The relational signals include: product return rates of purchased items, category concentration (customers diversifying their purchases are more engaged than those narrowing), seasonal pattern alignment (a holiday shopper who misses Black Friday), and price sensitivity trends across orders.
B2B SaaS
SaaS churn is a team sport. The relational signals that matter most are at the account level, not the user level: seat utilization trends, feature adoption breadth, admin activity (declining admin logins are a leading indicator), integration usage (customers with 3+ active integrations churn at half the rate), and contract value trajectory (downgrades predict cancellation).
Financial services
Banking churn is predicted by cross-product relationships: a customer who moves their direct deposit is 6x more likely to close their account within 90 days. A customer who reduces their automatic bill pay relationships is signaling a shift to a competitor. These are relational signals that span the customer → accounts → transactions → payees path.

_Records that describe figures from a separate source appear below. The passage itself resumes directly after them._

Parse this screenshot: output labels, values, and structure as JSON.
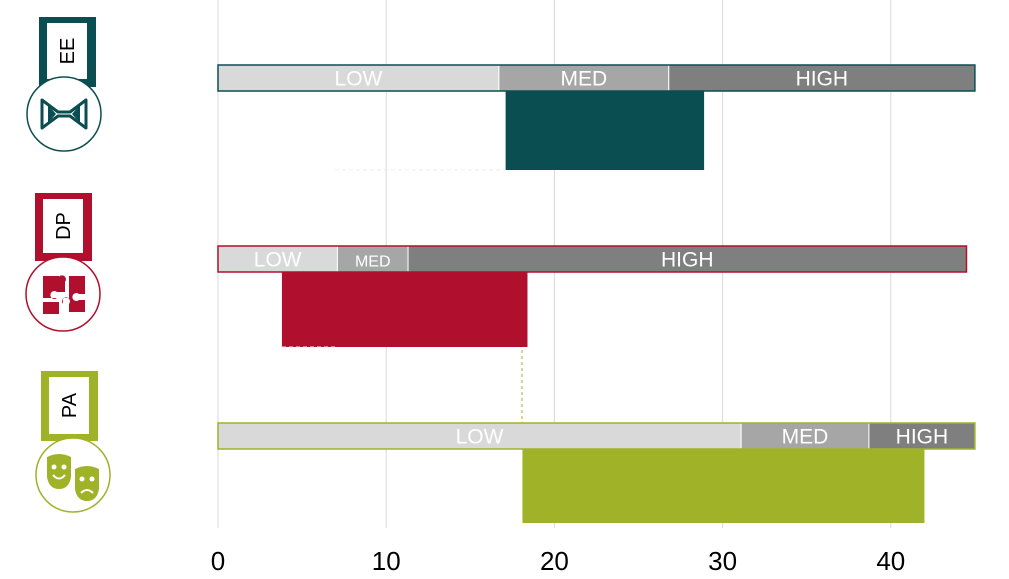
{
  "chart_data": {
    "type": "bar",
    "orientation": "horizontal",
    "x_ticks": [
      0,
      10,
      20,
      30,
      40
    ],
    "xlim": [
      0,
      45
    ],
    "grid": "vertical",
    "rows": [
      {
        "key": "EE",
        "label": "EE",
        "color": "#0b4e52",
        "icon": "bowtie-icon",
        "bands": [
          {
            "label": "LOW",
            "from": 0,
            "to": 16.7,
            "color": "#d9d9d9"
          },
          {
            "label": "MED",
            "from": 16.7,
            "to": 26.8,
            "color": "#a6a6a6"
          },
          {
            "label": "HIGH",
            "from": 26.8,
            "to": 45,
            "color": "#7f7f7f"
          }
        ],
        "range": [
          17.1,
          28.9
        ]
      },
      {
        "key": "DP",
        "label": "DP",
        "color": "#b0102d",
        "icon": "puzzle-icon",
        "bands": [
          {
            "label": "LOW",
            "from": 0,
            "to": 7.1,
            "color": "#d9d9d9"
          },
          {
            "label": "MED",
            "from": 7.1,
            "to": 11.3,
            "color": "#a6a6a6"
          },
          {
            "label": "HIGH",
            "from": 11.3,
            "to": 44.5,
            "color": "#7f7f7f"
          }
        ],
        "range": [
          3.8,
          18.4
        ]
      },
      {
        "key": "PA",
        "label": "PA",
        "color": "#a0b328",
        "icon": "theatre-masks-icon",
        "bands": [
          {
            "label": "LOW",
            "from": 0,
            "to": 31.1,
            "color": "#d9d9d9"
          },
          {
            "label": "MED",
            "from": 31.1,
            "to": 38.7,
            "color": "#a6a6a6"
          },
          {
            "label": "HIGH",
            "from": 38.7,
            "to": 45,
            "color": "#7f7f7f"
          }
        ],
        "range": [
          18.1,
          42.0
        ]
      }
    ]
  }
}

From prediction to intervention
A churn score without an explanation is a number that the retention team cannot act on. If the model says "this customer has an 82% probability of churning," the next question is always "why?" Without the why, the team cannot design an intervention.

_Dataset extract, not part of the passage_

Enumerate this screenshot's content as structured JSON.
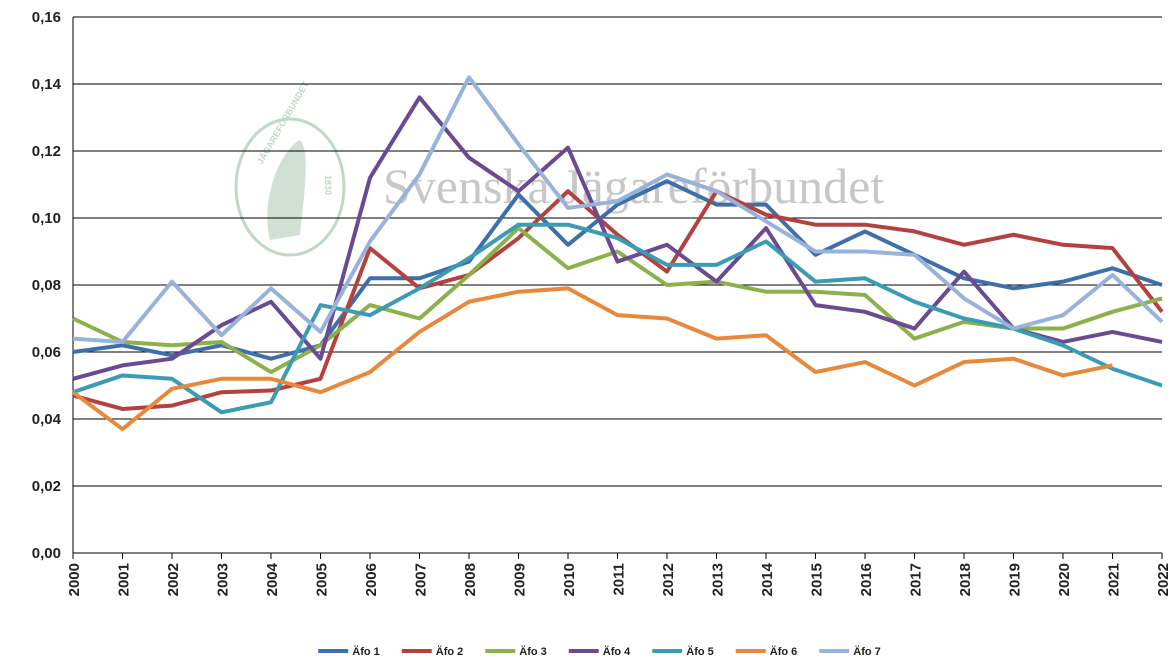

Relational models provide the why automatically. The cell-level attribution traces the prediction back to specific data points: this customer is predicted to churn because their last 3 support tickets were unresolved (support_tickets table, rows 4521-4523), their team utilization dropped from 80% to 40% in the last 30 days (user_sessions table), and the product they rely on most was deprecated in the last release (product_changes table).
That is an intervention playbook, not a probability score. The customer success team knows exactly what to address: resolve the open tickets, set up a migration path for the deprecated feature, and reach out to the inactive team members. The specificity of the explanation determines the quality of the intervention.
The benchmark evidence
The RelBench benchmark includes churn-style tasks across multiple domains. The consistent finding: relational approaches outperform flat-table approaches by wide margins on tasks where cross-table patterns carry signal.

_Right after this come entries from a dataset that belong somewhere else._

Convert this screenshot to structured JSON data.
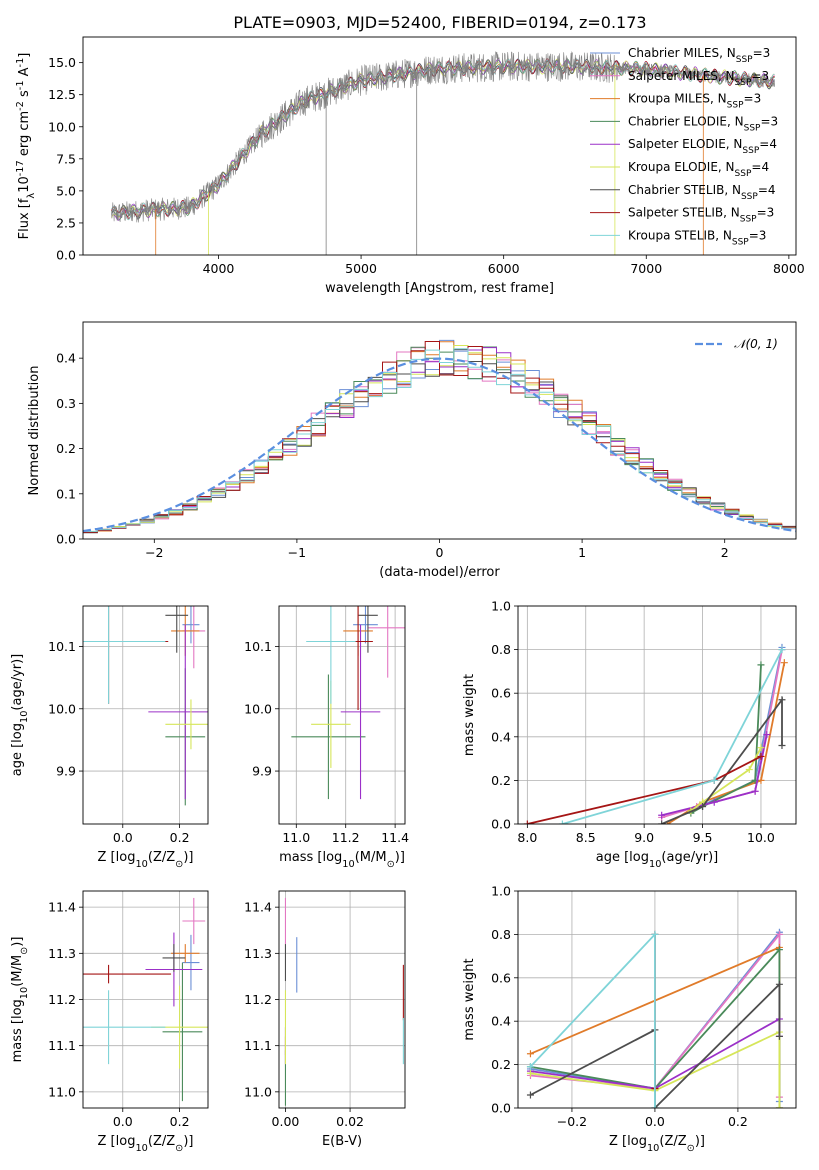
{
  "title": "PLATE=0903, MJD=52400, FIBERID=0194, z=0.173",
  "models": [
    {
      "name": "Chabrier MILES, N$_{SSP}$=3",
      "label": "Chabrier MILES, N",
      "sub": "SSP",
      "tail": "=3",
      "color": "#6b8fd6"
    },
    {
      "name": "Salpeter MILES, N$_{SSP}$=3",
      "label": "Salpeter MILES, N",
      "sub": "SSP",
      "tail": "=3",
      "color": "#e377c2"
    },
    {
      "name": "Kroupa MILES, N$_{SSP}$=3",
      "label": "Kroupa MILES, N",
      "sub": "SSP",
      "tail": "=3",
      "color": "#e07b2a"
    },
    {
      "name": "Chabrier ELODIE, N$_{SSP}$=3",
      "label": "Chabrier ELODIE, N",
      "sub": "SSP",
      "tail": "=3",
      "color": "#4a8a5a"
    },
    {
      "name": "Salpeter ELODIE, N$_{SSP}$=4",
      "label": "Salpeter ELODIE, N",
      "sub": "SSP",
      "tail": "=4",
      "color": "#9b30c8"
    },
    {
      "name": "Kroupa ELODIE, N$_{SSP}$=4",
      "label": "Kroupa ELODIE, N",
      "sub": "SSP",
      "tail": "=4",
      "color": "#d6e65a"
    },
    {
      "name": "Chabrier STELIB, N$_{SSP}$=4",
      "label": "Chabrier STELIB, N",
      "sub": "SSP",
      "tail": "=4",
      "color": "#4d4d4d"
    },
    {
      "name": "Salpeter STELIB, N$_{SSP}$=3",
      "label": "Salpeter STELIB, N",
      "sub": "SSP",
      "tail": "=3",
      "color": "#a51515"
    },
    {
      "name": "Kroupa STELIB, N$_{SSP}$=3",
      "label": "Kroupa STELIB, N",
      "sub": "SSP",
      "tail": "=3",
      "color": "#7fd4d8"
    }
  ],
  "chart_data": [
    {
      "type": "line",
      "ylabel": "Flux [f$_\\lambda$10$^{-17}$ erg cm$^{-2}$ s$^{-1}$ A$^{-1}$]",
      "xlabel": "wavelength [Angstrom, rest frame]",
      "xlim": [
        3050,
        8050
      ],
      "ylim": [
        0,
        17
      ],
      "xticks": [
        4000,
        5000,
        6000,
        7000,
        8000
      ],
      "yticks": [
        0.0,
        2.5,
        5.0,
        7.5,
        10.0,
        12.5,
        15.0
      ],
      "continuum": {
        "x": [
          3250,
          3500,
          3800,
          4000,
          4300,
          4600,
          5000,
          5500,
          6000,
          6500,
          7000,
          7500,
          7900
        ],
        "y": [
          3.2,
          3.5,
          3.7,
          5.5,
          9.5,
          12.0,
          13.6,
          14.5,
          14.7,
          14.7,
          14.5,
          13.9,
          13.5
        ]
      },
      "legend": "upper right"
    },
    {
      "type": "line",
      "xlabel": "(data-model)/error",
      "ylabel": "Normed distribution",
      "xlim": [
        -2.5,
        2.5
      ],
      "ylim": [
        0,
        0.48
      ],
      "xticks": [
        -2,
        -1,
        0,
        1,
        2
      ],
      "yticks": [
        0.0,
        0.1,
        0.2,
        0.3,
        0.4
      ],
      "gaussian_label": "𝒩(0, 1)",
      "gaussian_color": "#5a8fe0",
      "hist_bin_width": 0.1
    },
    {
      "type": "scatter",
      "xlabel": "Z [log$_{10}$(Z/Z$_\\odot$)]",
      "ylabel": "age  [log$_{10}$(age/yr)]",
      "xlim": [
        -0.14,
        0.3
      ],
      "ylim": [
        9.815,
        10.165
      ],
      "xticks": [
        0.0,
        0.2
      ],
      "yticks": [
        9.9,
        10.0,
        10.1
      ],
      "points": [
        {
          "x": 0.24,
          "y": 10.135,
          "xerr": 0.03,
          "yerr": 0.03
        },
        {
          "x": 0.25,
          "y": 10.125,
          "xerr": 0.04,
          "yerr": 0.06
        },
        {
          "x": 0.22,
          "y": 10.125,
          "xerr": 0.05,
          "yerr": 0.04
        },
        {
          "x": 0.22,
          "y": 9.955,
          "xerr": 0.07,
          "yerr": 0.11
        },
        {
          "x": 0.22,
          "y": 9.995,
          "xerr": 0.13,
          "yerr": 0.14
        },
        {
          "x": 0.24,
          "y": 9.975,
          "xerr": 0.09,
          "yerr": 0.04
        },
        {
          "x": 0.19,
          "y": 10.15,
          "xerr": 0.04,
          "yerr": 0.06
        },
        {
          "x": -0.05,
          "y": 10.108,
          "xerr": 0.21,
          "yerr": 0.1
        },
        {
          "x": -0.05,
          "y": 10.108,
          "xerr": 0.2,
          "yerr": 0.1
        }
      ]
    },
    {
      "type": "scatter",
      "xlabel": "mass [log$_{10}$(M/M$_\\odot$)]",
      "ylabel": "",
      "xlim": [
        10.93,
        11.44
      ],
      "ylim": [
        9.815,
        10.165
      ],
      "xticks": [
        11.0,
        11.2,
        11.4
      ],
      "yticks": [
        9.9,
        10.0,
        10.1
      ],
      "points": [
        {
          "x": 11.28,
          "y": 10.135,
          "xerr": 0.05,
          "yerr": 0.03
        },
        {
          "x": 11.37,
          "y": 10.13,
          "xerr": 0.08,
          "yerr": 0.08
        },
        {
          "x": 11.25,
          "y": 10.125,
          "xerr": 0.06,
          "yerr": 0.04
        },
        {
          "x": 11.13,
          "y": 9.955,
          "xerr": 0.15,
          "yerr": 0.1
        },
        {
          "x": 11.26,
          "y": 9.995,
          "xerr": 0.08,
          "yerr": 0.14
        },
        {
          "x": 11.14,
          "y": 9.975,
          "xerr": 0.08,
          "yerr": 0.07
        },
        {
          "x": 11.29,
          "y": 10.15,
          "xerr": 0.04,
          "yerr": 0.06
        },
        {
          "x": 11.25,
          "y": 10.108,
          "xerr": 0.06,
          "yerr": 0.11
        },
        {
          "x": 11.14,
          "y": 10.108,
          "xerr": 0.1,
          "yerr": 0.1
        }
      ]
    },
    {
      "type": "line",
      "xlabel": "age  [log$_{10}$(age/yr)]",
      "ylabel": "mass weight",
      "xlim": [
        7.92,
        10.3
      ],
      "ylim": [
        0,
        1.0
      ],
      "xticks": [
        8.0,
        8.5,
        9.0,
        9.5,
        10.0
      ],
      "yticks": [
        0.0,
        0.2,
        0.4,
        0.6,
        0.8,
        1.0
      ],
      "series": [
        {
          "x": [
            9.4,
            9.95,
            10.18
          ],
          "y": [
            0.06,
            0.2,
            0.81
          ]
        },
        {
          "x": [
            9.15,
            9.45,
            9.95,
            10.18
          ],
          "y": [
            0.03,
            0.08,
            0.15,
            0.8
          ]
        },
        {
          "x": [
            9.2,
            9.5,
            10.0,
            10.2
          ],
          "y": [
            0.0,
            0.1,
            0.2,
            0.74
          ]
        },
        {
          "x": [
            9.4,
            9.5,
            9.95,
            10.0
          ],
          "y": [
            0.05,
            0.08,
            0.2,
            0.73
          ]
        },
        {
          "x": [
            9.15,
            9.6,
            9.95,
            10.05
          ],
          "y": [
            0.04,
            0.1,
            0.15,
            0.41
          ]
        },
        {
          "x": [
            9.4,
            9.5,
            9.9,
            10.0
          ],
          "y": [
            0.06,
            0.1,
            0.25,
            0.35
          ]
        },
        {
          "x": [
            9.15,
            9.5,
            10.18,
            10.18
          ],
          "y": [
            0.0,
            0.08,
            0.57,
            0.36
          ]
        },
        {
          "x": [
            8.0,
            9.6,
            10.0
          ],
          "y": [
            0.0,
            0.2,
            0.31
          ]
        },
        {
          "x": [
            8.3,
            9.6,
            10.18
          ],
          "y": [
            0.0,
            0.2,
            0.8
          ]
        }
      ]
    },
    {
      "type": "scatter",
      "xlabel": "Z [log$_{10}$(Z/Z$_\\odot$)]",
      "ylabel": "mass [log$_{10}$(M/M$_\\odot$)]",
      "xlim": [
        -0.14,
        0.3
      ],
      "ylim": [
        10.965,
        11.435
      ],
      "xticks": [
        0.0,
        0.2
      ],
      "yticks": [
        11.0,
        11.1,
        11.2,
        11.3,
        11.4
      ],
      "points": [
        {
          "x": 0.24,
          "y": 11.28,
          "xerr": 0.03,
          "yerr": 0.06
        },
        {
          "x": 0.25,
          "y": 11.37,
          "xerr": 0.04,
          "yerr": 0.05
        },
        {
          "x": 0.22,
          "y": 11.3,
          "xerr": 0.05,
          "yerr": 0.02
        },
        {
          "x": 0.21,
          "y": 11.13,
          "xerr": 0.07,
          "yerr": 0.15
        },
        {
          "x": 0.18,
          "y": 11.265,
          "xerr": 0.1,
          "yerr": 0.08
        },
        {
          "x": 0.2,
          "y": 11.14,
          "xerr": 0.1,
          "yerr": 0.09
        },
        {
          "x": 0.18,
          "y": 11.29,
          "xerr": 0.04,
          "yerr": 0.03
        },
        {
          "x": -0.05,
          "y": 11.255,
          "xerr": 0.22,
          "yerr": 0.02
        },
        {
          "x": -0.05,
          "y": 11.14,
          "xerr": 0.2,
          "yerr": 0.08
        }
      ]
    },
    {
      "type": "scatter",
      "xlabel": "E(B-V)",
      "ylabel": "",
      "xlim": [
        -0.002,
        0.037
      ],
      "ylim": [
        10.965,
        11.435
      ],
      "xticks": [
        0.0,
        0.02
      ],
      "yticks": [
        11.0,
        11.1,
        11.2,
        11.3,
        11.4
      ],
      "points": [
        {
          "x": 0.0035,
          "y": 11.275,
          "xerr": 0,
          "yerr": 0.06
        },
        {
          "x": 0.0,
          "y": 11.37,
          "xerr": 0,
          "yerr": 0.05
        },
        {
          "x": 0.0,
          "y": 11.1,
          "xerr": 0,
          "yerr": 0.02
        },
        {
          "x": 0.0,
          "y": 11.03,
          "xerr": 0,
          "yerr": 0.06
        },
        {
          "x": 0.0,
          "y": 11.1,
          "xerr": 0,
          "yerr": 0.04
        },
        {
          "x": 0.0,
          "y": 11.14,
          "xerr": 0,
          "yerr": 0.08
        },
        {
          "x": 0.0,
          "y": 11.28,
          "xerr": 0,
          "yerr": 0.04
        },
        {
          "x": 0.0365,
          "y": 11.215,
          "xerr": 0,
          "yerr": 0.06
        },
        {
          "x": 0.0365,
          "y": 11.11,
          "xerr": 0,
          "yerr": 0.05
        }
      ]
    },
    {
      "type": "line",
      "xlabel": "Z [log$_{10}$(Z/Z$_\\odot$)]",
      "ylabel": "mass weight",
      "xlim": [
        -0.33,
        0.34
      ],
      "ylim": [
        0,
        1.0
      ],
      "xticks": [
        -0.2,
        0.0,
        0.2
      ],
      "yticks": [
        0.0,
        0.2,
        0.4,
        0.6,
        0.8,
        1.0
      ],
      "series": [
        {
          "x": [
            -0.3,
            0.0,
            0.3,
            0.3
          ],
          "y": [
            0.18,
            0.09,
            0.81,
            0.03
          ]
        },
        {
          "x": [
            -0.3,
            0.0,
            0.3,
            0.3
          ],
          "y": [
            0.15,
            0.09,
            0.8,
            0.05
          ]
        },
        {
          "x": [
            -0.3,
            0.3,
            0.3
          ],
          "y": [
            0.25,
            0.74,
            0.0
          ]
        },
        {
          "x": [
            -0.3,
            0.0,
            0.3,
            0.3
          ],
          "y": [
            0.19,
            0.09,
            0.73,
            0.0
          ]
        },
        {
          "x": [
            -0.3,
            0.0,
            0.3,
            0.3
          ],
          "y": [
            0.17,
            0.09,
            0.41,
            0.33
          ]
        },
        {
          "x": [
            -0.3,
            0.0,
            0.3,
            0.3
          ],
          "y": [
            0.16,
            0.08,
            0.35,
            0.0
          ]
        },
        {
          "x": [
            -0.3,
            0.0,
            0.0,
            0.3,
            0.3
          ],
          "y": [
            0.06,
            0.36,
            0.0,
            0.57,
            0.33
          ]
        },
        {
          "x": [
            0.0,
            0.0
          ],
          "y": [
            0.8,
            0.09
          ]
        },
        {
          "x": [
            -0.3,
            0.0,
            0.0
          ],
          "y": [
            0.19,
            0.8,
            0.0
          ]
        }
      ]
    }
  ]
}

- H&M churn task: LightGBM 55.21 vs. RDL 69.88 AUROC (26.6% relative improvement)
- KumoRFM zero-shot on RelBench classification: 76.71 average AUROC vs. 62.44 for LightGBM with manual features
- KumoRFM fine-tuned: 81.14 average AUROC, a 30% relative improvement over the manual baseline
The gap is not from a better algorithm running on the same data. It is from the same algorithm seeing more data. The relational model consumes the full graph structure. The flat model consumes a shadow of it.
Getting started
If you have a relational database with customer data and you want churn predictions, the path is straightforward. Connect your data warehouse (Snowflake, BigQuery, Databricks, or Redshift). Write a PQL query: "For each customer, what is the probability of churn in the next 30 days?" The foundation model reads your schema, builds the graph, traverses it, and returns predictions with explanations.
There is no feature engineering step. No model training step. No pipeline to build. The model that scores 76.71 AUROC zero-shot on RelBench is the same model that runs on your data. If you need higher accuracy on your specific domain, fine-tuning pushes toward 81+ AUROC and takes minutes, not months.
Your database already contains the signals that predict which customers will leave. The question is whether your churn model can see them.